Load PostgreSQL table with embeddings of dataset
In this section, we use Amazon SageMaker notebook to generate embeddings for our corpus dataset and load them to the PostgreSQL vector store. Embeddings are a fundamental concept in natural language processing and machine learning. They’re essentially a way to represent words or other discrete items as continuous vectors of real numbers. This vector representation allows us to capture semantic relationships between words in a way that computers can understand and process.
- On the Amazon SageMaker console, under Applications and IDEs in the navigation pane, choose Notebooks.
- Locate the notebook instance
phoenix-demo-notebook
created in earlier stage.
3. Once the notebook instance is ready, choose Open JupyterLab.

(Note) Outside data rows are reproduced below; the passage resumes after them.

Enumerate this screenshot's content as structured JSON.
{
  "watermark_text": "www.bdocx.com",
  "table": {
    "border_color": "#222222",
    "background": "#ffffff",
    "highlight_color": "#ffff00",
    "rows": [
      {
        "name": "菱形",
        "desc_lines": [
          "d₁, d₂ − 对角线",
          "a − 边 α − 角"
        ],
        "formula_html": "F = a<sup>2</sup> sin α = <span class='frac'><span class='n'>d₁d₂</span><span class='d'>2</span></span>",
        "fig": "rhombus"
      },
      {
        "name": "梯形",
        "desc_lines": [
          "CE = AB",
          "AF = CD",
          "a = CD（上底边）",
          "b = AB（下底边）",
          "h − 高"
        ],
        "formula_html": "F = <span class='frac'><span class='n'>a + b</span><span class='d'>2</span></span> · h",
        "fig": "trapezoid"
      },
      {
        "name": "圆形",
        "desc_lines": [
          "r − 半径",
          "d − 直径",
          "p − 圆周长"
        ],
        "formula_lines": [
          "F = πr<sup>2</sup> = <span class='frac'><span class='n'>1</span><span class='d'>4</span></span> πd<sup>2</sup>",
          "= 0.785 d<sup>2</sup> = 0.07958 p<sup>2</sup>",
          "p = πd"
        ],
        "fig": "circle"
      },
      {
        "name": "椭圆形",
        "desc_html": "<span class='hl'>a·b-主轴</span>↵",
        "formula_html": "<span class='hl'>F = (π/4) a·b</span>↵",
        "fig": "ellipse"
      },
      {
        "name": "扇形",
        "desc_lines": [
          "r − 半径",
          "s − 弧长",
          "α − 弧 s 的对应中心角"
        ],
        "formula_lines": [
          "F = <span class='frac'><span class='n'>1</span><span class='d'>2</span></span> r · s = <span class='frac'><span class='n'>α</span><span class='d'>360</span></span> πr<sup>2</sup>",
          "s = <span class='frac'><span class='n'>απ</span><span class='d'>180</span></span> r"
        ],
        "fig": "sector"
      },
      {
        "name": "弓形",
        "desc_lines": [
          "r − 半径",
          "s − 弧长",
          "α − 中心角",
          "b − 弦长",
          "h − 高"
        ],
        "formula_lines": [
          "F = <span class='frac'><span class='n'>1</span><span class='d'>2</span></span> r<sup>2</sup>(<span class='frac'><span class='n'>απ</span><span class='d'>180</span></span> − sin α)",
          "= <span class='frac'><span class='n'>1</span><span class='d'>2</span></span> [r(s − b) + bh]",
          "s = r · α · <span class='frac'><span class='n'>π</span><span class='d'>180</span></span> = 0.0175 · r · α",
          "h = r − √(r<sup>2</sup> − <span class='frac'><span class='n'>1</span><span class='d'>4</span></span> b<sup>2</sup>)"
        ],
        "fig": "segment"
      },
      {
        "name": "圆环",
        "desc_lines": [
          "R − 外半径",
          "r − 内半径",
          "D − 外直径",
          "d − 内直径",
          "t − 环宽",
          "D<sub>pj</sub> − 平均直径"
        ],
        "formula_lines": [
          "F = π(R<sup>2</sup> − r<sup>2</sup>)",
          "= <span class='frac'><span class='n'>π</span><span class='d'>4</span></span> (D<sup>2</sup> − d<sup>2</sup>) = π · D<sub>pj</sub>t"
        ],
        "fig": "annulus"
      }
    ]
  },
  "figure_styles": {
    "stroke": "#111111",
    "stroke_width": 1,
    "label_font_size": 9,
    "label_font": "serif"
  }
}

4. Upload build_pgvector_db.ipynb
file from /notebook
folder.
5. Open build_pgvector_db.ipynb
file and execute cells.
6. Verify successful retrieval of relevant chunks from PGVector
vectorstore
LLM Observability in Action
Now let’s go back to the chatbot and invoke the same question.
In pheonix, you can see spans describing each step happening inside the chatbot.
You can visit individual span for more information. For example, the span named as ChatBedrock
shows you how the prompt is populated with the retrieved chunks from pgvector as well as the question invoked by the user.
Note: Access to phoenix dashboard should be strictly controlled through robust authentication and authorization measures in a real world use case. There are many ways to do it and here’s one option leveraging ALB Listener Rule and Amazon Cognito - Authenticate users using an Application Load Balancer.
Clean up
Leaving resources that you no longer need in your AWS account may incur unwanted charges. After deploying the solution discussed in this post, consider running the provided cleanup command to delete the AWS infrastructure that was created. This helps prevent ongoing costs for cloud services that you are no longer using for this project.
cdk destroy --force
Conclusion
In this post, we demonstrated how to set up and operationalize LLM observability on a generative AI workload deployed on Amazon ECS. When using the architecture discussed in this post, it becomes much easier to pinpoint the problem area in your generative AI application and this will lead to higher productivity for your team.
I encourage you to experiment with various combinations and starting building a more secure, responsive generative AI solution with the improved LLM observability.